O pior de todos os vícios.
Por ti mata-se, rouba-se, faz-se trinta por uma linha.
És terrível.
Tens o dom de possuir quem te consome.
És perita na desgraça do ser humano – homem ou mulher.
Fazes com que pensem ser impossível viver sem ti.
Falando por mim, devo dizer que é muito doloroso, chega até a ser quase impossível.
Mas! Não é impossível.
Felizmente.
As prisões estão apinhadas de jovens de ambos os sexos.
Por roubo, morte e outros delitos mais.
Tudo isso é feito por ti.
Todos/as estes jovens cometeram vários tipos de delito para te poder consumir.
Para te poder obter eles fazem de tudo, até encontrar a cadeia, o centro de recuperação.
Ou a morte.
Heroína foste aquilo que durante muitos anos gostei na minha vida.
Pergunto porquê?
Não consigo chegar a nenhuma conclusão!!!
Foste um relógio? Talvez !!!
Lembro-me muito de ti, porque as grandes paixões deixam sempre marcas, e toda a minha vida está marcada por ti.
Destruíste-me a vida, por isso te vou esquecer.
Sei que é difícil mas sei que vou conseguir. Sabes como?
Lembrando-me do que por ti tive que fazer, só por ti o faria…
Por isso te chamam heroína, és a rainha das drogas.
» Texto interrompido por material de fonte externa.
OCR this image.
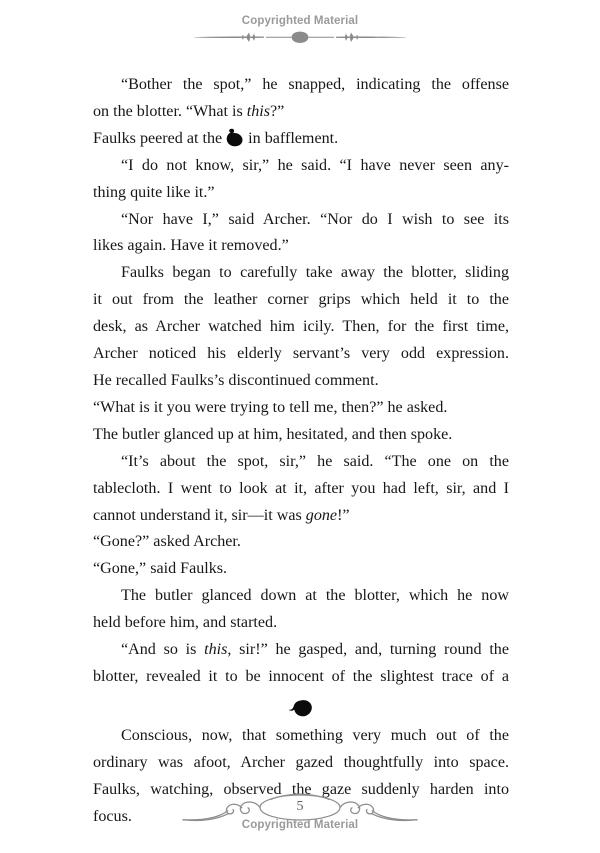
Copyrighted Material

“Bother the spot,” he snapped, indicating the offense
on the blotter. “What is this?”

Faulks peered at the in bafflement.

“I do not know, sir,” he said. “I have never seen any-
thing quite like it.”

“Nor have I,” said Archer. “Nor do I wish to see its
likes again. Have it removed.”

Faulks began to carefully take away the blotter, sliding
it out from the leather corner grips which held it to the
desk, as Archer watched him icily. Then, for the first time,
Archer noticed his elderly servant’s very odd expression.
He recalled Faulks’s discontinued comment.

“What is it you were trying to tell me, then?” he asked.

The butler glanced up at him, hesitated, and then spoke.

“It’s about the spot, sir,” he said. “The one on the
tablecloth. I went to look at it, after you had left, sir, and I
cannot understand it, sir—it was gone!”

“Gone?” asked Archer.

“Gone,” said Faulks.

The butler glanced down at the blotter, which he now
held before him, and started.

“And so is this, sir!” he gasped, and, turning round the
blotter, revealed it to be innocent of the slightest trace of a

Conscious, now, that something very much out of the
ordinary was afoot, Archer gazed thoughtfully into space.
Faulks, watching, observed the gaze suddenly harden into
focus.

5
Copyrighted Material
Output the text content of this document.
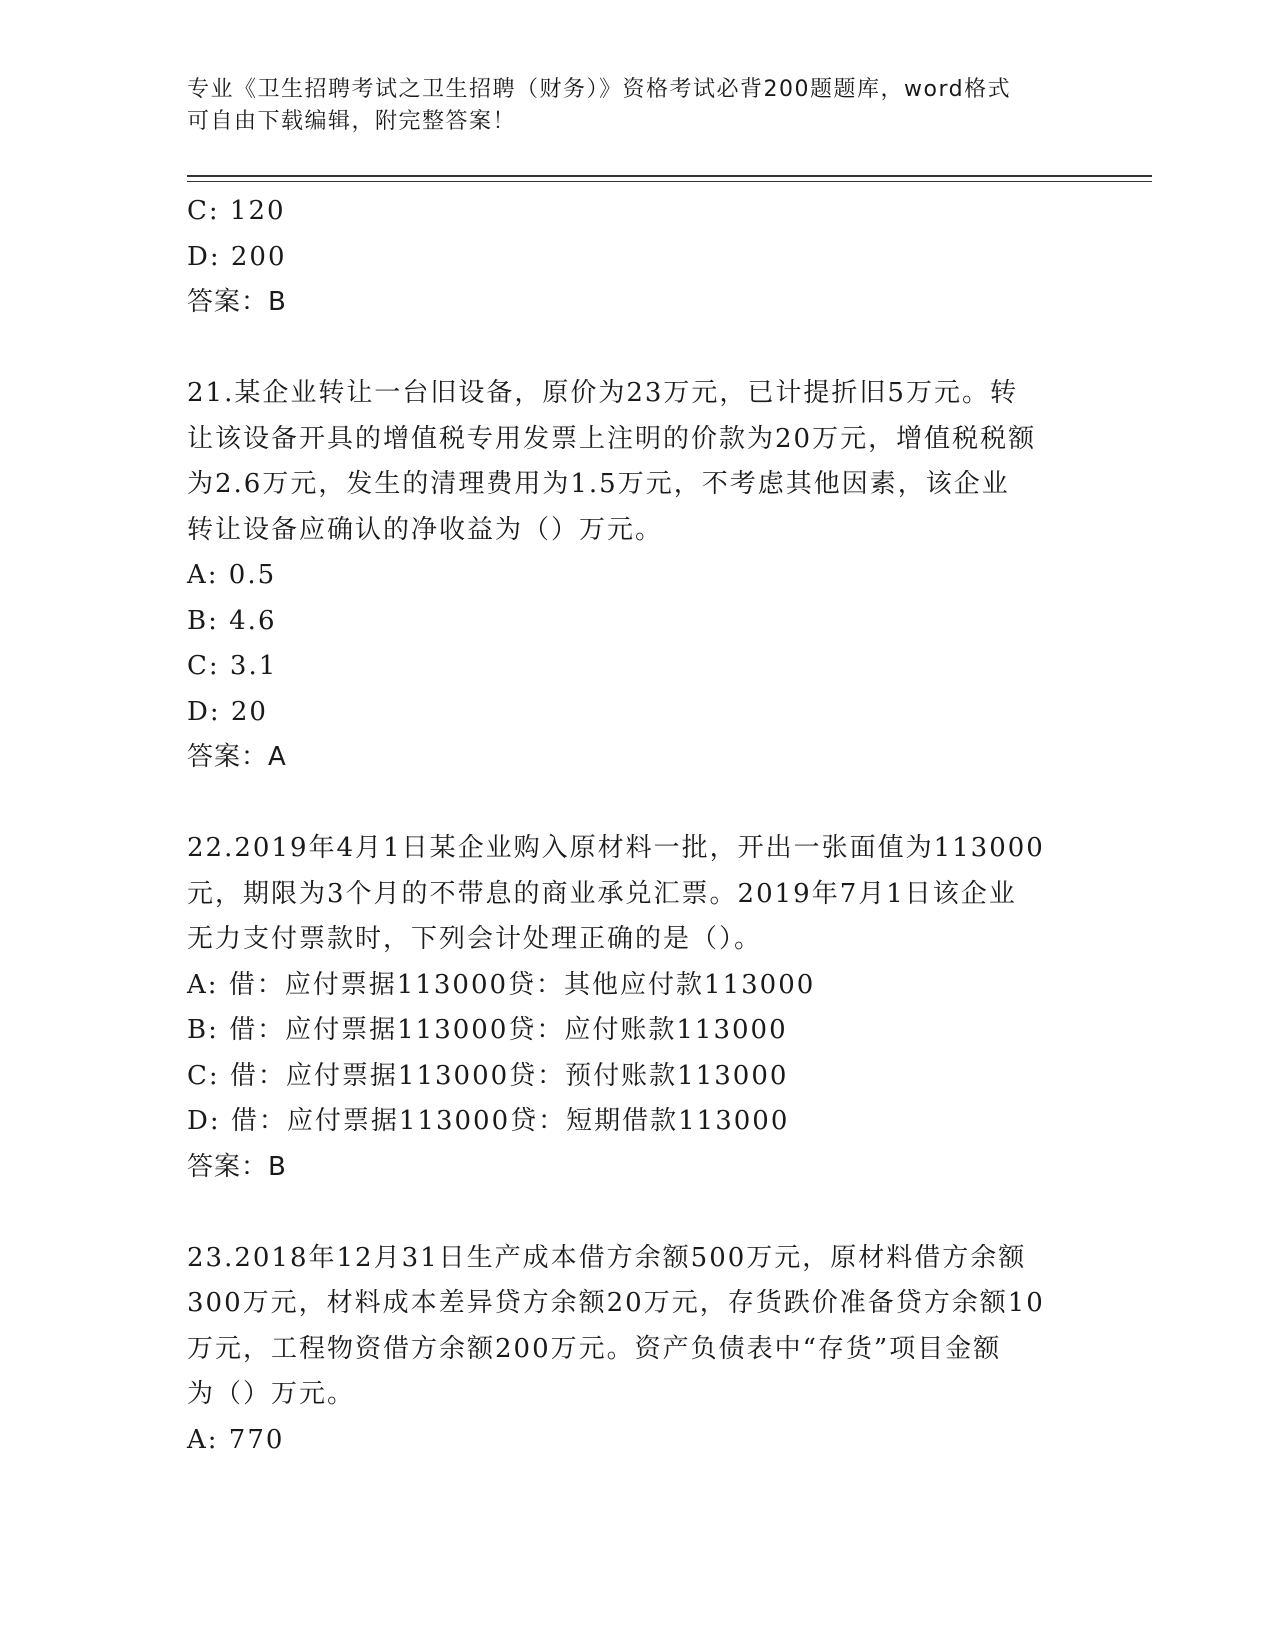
专业《卫生招聘考试之卫生招聘（财务）》资格考试必背200题题库，word格式
可自由下载编辑，附完整答案！
C: 120
D: 200
答案：B
21.某企业转让一台旧设备，原价为23万元，已计提折旧5万元。转
让该设备开具的增值税专用发票上注明的价款为20万元，增值税税额
为2.6万元，发生的清理费用为1.5万元，不考虑其他因素，该企业
转让设备应确认的净收益为（）万元。
A: 0.5
B: 4.6
C: 3.1
D: 20
答案：A
22.2019年4月1日某企业购入原材料一批，开出一张面值为113000
元，期限为3个月的不带息的商业承兑汇票。2019年7月1日该企业
无力支付票款时，下列会计处理正确的是（）。
A: 借：应付票据113000贷：其他应付款113000
B: 借：应付票据113000贷：应付账款113000
C: 借：应付票据113000贷：预付账款113000
D: 借：应付票据113000贷：短期借款113000
答案：B
23.2018年12月31日生产成本借方余额500万元，原材料借方余额
300万元，材料成本差异贷方余额20万元，存货跌价准备贷方余额10
万元，工程物资借方余额200万元。资产负债表中“存货”项目金额
为（）万元。
A: 770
Consegues que o ser humano faça o impossível para te possuir.
Roubar, burlar e prostituir-se e até matar. O que dás tu em troca? Nada!!!
Só destruição. Morte ou prisão!
Sabes heroína vou esquecer-me que foste um mal. Penso no que de bom podia ter vivido e tu não me deixaste.
Sinto desprezo, sinto ódio, sinto que não me mereces.
És demasiado egoísta, não mereces ninguém.
Sou forte demais para me entregar novamente a ti.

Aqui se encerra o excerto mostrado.